Suffice to say, that I've forgiven August for its transgressions. I called a truce this year, and purposely tried to stay neutral and not get so angry with it. The month isn't half over, and I believe I've already won.

So go ahead August, drag along if you will. There is still only 24 hours in a day, and when I flip that calendar page over to September, I will bid you farewell for 12 months.

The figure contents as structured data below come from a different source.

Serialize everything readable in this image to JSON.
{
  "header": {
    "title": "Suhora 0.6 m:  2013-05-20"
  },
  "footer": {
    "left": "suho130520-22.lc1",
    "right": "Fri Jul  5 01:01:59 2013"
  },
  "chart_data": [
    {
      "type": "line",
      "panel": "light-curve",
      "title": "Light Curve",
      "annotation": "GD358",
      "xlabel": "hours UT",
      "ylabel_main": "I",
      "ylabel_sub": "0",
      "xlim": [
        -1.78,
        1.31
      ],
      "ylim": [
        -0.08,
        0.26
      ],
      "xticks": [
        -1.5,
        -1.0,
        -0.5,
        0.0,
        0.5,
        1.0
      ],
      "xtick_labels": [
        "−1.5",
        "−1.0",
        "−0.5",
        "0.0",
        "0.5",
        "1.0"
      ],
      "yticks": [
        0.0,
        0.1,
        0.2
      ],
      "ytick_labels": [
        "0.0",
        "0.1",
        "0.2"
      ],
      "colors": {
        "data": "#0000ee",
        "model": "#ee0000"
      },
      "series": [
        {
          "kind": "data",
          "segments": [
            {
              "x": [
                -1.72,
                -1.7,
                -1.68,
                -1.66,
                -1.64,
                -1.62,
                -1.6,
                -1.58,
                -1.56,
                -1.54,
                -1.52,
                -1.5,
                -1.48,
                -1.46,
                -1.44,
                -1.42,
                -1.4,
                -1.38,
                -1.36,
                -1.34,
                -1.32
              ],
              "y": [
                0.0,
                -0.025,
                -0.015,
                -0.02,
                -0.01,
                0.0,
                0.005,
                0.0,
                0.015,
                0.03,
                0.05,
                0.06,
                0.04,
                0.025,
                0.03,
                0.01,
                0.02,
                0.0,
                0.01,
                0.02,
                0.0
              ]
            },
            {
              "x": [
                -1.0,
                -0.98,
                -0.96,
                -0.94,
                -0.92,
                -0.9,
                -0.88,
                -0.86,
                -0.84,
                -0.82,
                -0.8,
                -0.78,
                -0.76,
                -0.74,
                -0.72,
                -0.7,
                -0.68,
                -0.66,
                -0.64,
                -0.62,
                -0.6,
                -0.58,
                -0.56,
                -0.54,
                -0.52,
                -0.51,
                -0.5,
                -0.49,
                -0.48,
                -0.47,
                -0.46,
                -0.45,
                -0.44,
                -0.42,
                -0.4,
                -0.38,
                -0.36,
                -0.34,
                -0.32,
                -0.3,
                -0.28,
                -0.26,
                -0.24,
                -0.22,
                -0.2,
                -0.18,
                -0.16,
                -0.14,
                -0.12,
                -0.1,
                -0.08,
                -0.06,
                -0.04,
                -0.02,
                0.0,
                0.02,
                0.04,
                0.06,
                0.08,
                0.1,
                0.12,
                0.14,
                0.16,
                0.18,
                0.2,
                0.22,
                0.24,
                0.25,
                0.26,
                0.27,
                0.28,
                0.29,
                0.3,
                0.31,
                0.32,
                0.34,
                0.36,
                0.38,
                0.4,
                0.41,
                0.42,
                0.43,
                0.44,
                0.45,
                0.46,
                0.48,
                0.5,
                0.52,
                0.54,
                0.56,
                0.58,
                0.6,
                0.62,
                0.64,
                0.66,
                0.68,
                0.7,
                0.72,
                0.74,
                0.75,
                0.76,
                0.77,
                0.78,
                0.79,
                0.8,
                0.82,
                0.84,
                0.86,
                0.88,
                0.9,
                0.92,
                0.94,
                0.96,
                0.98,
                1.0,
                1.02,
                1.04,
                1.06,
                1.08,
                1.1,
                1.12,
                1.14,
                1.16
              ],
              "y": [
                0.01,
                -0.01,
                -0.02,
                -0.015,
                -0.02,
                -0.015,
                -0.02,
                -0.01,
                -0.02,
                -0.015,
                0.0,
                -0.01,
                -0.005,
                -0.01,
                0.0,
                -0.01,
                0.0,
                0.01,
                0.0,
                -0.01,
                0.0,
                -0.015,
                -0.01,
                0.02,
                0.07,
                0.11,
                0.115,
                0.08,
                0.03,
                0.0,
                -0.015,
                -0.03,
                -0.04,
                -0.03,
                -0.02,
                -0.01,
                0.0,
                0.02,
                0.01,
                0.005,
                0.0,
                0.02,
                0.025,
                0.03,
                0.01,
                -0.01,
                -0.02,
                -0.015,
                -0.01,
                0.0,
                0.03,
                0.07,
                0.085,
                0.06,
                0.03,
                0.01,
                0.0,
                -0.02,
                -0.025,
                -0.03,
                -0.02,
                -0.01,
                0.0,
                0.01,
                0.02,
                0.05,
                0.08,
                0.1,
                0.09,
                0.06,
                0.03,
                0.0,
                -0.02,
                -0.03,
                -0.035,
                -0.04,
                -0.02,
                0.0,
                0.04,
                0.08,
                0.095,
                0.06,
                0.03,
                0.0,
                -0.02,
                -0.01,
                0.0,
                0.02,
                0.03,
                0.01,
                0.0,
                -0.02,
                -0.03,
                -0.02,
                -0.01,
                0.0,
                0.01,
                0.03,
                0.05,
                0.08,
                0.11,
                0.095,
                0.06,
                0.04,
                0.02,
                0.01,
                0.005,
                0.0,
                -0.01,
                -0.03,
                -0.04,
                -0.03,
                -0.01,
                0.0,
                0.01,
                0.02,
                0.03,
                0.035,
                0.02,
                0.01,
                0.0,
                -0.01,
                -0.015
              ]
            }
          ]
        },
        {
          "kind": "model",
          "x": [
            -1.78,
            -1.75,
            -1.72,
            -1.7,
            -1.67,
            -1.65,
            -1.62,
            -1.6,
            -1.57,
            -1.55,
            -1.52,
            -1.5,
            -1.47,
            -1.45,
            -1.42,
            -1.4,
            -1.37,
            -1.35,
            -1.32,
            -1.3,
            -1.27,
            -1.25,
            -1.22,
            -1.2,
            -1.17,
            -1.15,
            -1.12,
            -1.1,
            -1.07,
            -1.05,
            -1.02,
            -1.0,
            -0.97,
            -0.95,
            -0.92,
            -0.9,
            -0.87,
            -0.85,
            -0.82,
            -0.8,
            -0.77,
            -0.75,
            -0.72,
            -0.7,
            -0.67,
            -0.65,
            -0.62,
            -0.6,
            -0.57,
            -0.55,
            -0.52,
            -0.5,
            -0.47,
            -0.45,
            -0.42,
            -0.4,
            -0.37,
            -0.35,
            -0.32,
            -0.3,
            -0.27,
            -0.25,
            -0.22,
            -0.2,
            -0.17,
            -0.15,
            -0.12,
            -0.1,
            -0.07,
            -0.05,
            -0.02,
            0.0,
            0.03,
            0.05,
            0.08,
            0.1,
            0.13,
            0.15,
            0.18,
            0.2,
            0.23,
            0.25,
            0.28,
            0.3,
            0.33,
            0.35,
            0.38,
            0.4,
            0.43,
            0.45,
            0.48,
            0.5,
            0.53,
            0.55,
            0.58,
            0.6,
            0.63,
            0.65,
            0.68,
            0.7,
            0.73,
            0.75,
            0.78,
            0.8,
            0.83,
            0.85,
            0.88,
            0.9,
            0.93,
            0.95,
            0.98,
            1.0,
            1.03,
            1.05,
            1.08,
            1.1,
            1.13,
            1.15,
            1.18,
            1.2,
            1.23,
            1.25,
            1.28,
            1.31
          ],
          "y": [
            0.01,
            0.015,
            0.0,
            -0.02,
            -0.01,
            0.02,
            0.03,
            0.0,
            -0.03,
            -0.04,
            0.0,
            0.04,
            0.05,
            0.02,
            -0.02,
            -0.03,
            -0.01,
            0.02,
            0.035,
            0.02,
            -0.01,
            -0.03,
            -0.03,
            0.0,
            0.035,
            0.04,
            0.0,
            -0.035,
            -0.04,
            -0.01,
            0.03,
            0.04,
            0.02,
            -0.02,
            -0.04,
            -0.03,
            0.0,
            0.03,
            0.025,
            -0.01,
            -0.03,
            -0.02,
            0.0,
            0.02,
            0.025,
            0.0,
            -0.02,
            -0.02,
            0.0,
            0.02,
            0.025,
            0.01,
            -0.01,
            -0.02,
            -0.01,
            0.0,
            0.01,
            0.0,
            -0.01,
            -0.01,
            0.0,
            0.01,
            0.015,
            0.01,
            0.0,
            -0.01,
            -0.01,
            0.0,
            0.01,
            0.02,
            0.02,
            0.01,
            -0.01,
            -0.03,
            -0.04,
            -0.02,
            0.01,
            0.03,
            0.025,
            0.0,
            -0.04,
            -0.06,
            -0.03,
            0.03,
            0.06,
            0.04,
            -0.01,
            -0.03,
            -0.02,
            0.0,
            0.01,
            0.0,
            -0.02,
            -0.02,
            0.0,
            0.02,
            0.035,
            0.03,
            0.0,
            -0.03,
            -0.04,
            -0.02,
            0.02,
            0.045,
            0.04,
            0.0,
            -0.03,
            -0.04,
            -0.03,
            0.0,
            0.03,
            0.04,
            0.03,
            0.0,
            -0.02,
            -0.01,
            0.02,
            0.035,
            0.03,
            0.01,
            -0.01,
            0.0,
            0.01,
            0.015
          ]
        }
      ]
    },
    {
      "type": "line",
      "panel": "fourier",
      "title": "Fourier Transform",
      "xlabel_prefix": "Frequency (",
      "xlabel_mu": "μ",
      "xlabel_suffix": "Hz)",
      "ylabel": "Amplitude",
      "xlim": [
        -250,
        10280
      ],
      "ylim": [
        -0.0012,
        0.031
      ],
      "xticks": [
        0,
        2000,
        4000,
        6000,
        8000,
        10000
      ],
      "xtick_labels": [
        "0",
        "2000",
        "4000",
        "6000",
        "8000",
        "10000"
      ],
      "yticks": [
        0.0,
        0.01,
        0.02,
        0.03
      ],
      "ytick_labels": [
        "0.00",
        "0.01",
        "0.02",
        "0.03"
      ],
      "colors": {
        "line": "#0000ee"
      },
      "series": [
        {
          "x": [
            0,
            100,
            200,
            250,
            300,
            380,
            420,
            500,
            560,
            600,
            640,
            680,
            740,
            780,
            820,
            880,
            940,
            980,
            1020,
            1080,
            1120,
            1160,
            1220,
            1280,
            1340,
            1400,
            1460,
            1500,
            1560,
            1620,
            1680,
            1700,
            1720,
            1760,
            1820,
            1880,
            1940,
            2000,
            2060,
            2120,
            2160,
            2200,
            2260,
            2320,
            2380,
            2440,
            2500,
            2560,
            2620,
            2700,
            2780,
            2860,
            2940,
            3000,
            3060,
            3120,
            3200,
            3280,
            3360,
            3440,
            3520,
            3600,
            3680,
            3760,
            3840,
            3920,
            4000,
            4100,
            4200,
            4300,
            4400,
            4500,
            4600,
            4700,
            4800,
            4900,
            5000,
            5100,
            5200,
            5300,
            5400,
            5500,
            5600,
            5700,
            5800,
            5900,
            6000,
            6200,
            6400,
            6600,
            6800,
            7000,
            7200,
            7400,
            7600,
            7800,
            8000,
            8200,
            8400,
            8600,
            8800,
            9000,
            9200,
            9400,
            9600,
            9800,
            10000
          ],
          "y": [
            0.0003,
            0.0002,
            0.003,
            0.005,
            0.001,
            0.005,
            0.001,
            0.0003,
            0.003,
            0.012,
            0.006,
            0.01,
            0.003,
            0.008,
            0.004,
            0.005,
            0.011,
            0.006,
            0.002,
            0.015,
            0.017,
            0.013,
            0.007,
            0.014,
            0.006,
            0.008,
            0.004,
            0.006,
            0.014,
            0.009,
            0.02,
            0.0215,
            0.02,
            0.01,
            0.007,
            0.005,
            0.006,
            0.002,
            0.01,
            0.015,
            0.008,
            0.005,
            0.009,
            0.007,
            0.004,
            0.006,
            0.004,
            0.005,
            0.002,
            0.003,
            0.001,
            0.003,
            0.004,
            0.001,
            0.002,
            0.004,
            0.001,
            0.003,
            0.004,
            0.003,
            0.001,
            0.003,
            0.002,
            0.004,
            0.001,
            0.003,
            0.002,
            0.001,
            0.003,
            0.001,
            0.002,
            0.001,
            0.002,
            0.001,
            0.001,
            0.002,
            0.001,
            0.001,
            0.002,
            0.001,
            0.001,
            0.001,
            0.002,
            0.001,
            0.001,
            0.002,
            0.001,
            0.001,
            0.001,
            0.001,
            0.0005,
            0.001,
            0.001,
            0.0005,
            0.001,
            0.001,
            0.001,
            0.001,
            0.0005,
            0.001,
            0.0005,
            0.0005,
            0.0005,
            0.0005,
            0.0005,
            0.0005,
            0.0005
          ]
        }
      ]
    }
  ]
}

But, say, would you mind being a little more gentle in 2013? And a little less dry?

Merci!

See you soon friend,
Tiffany

PS Remember my Mastering the Art of French Cooking endeavor I began a few weeks ago? It's going quite well, I made a boeuf bourguignon that would make Julia Child proud. Tomorrow she would have been 100 years old. Dear Julia, Bon Apetit! Thank you for sharing your gifts.

2 comments:

Serenity said...

Well, you KNOW I love this post and relate to every inch of it. I'm a little rebellious over the red leaves I see peeking out this soon though. I still feel angry with August for stealing October's brilliance by killing those darling leaves too early.

Anonymous said...

This is the very reason that I get so homesick in September, the fall colors appear two months before we get to see them in Dallas (sigh) Now, of course, I don't want them to appear too early, like you said. =) I knew you would relate to this post, my soul "autumn" sister!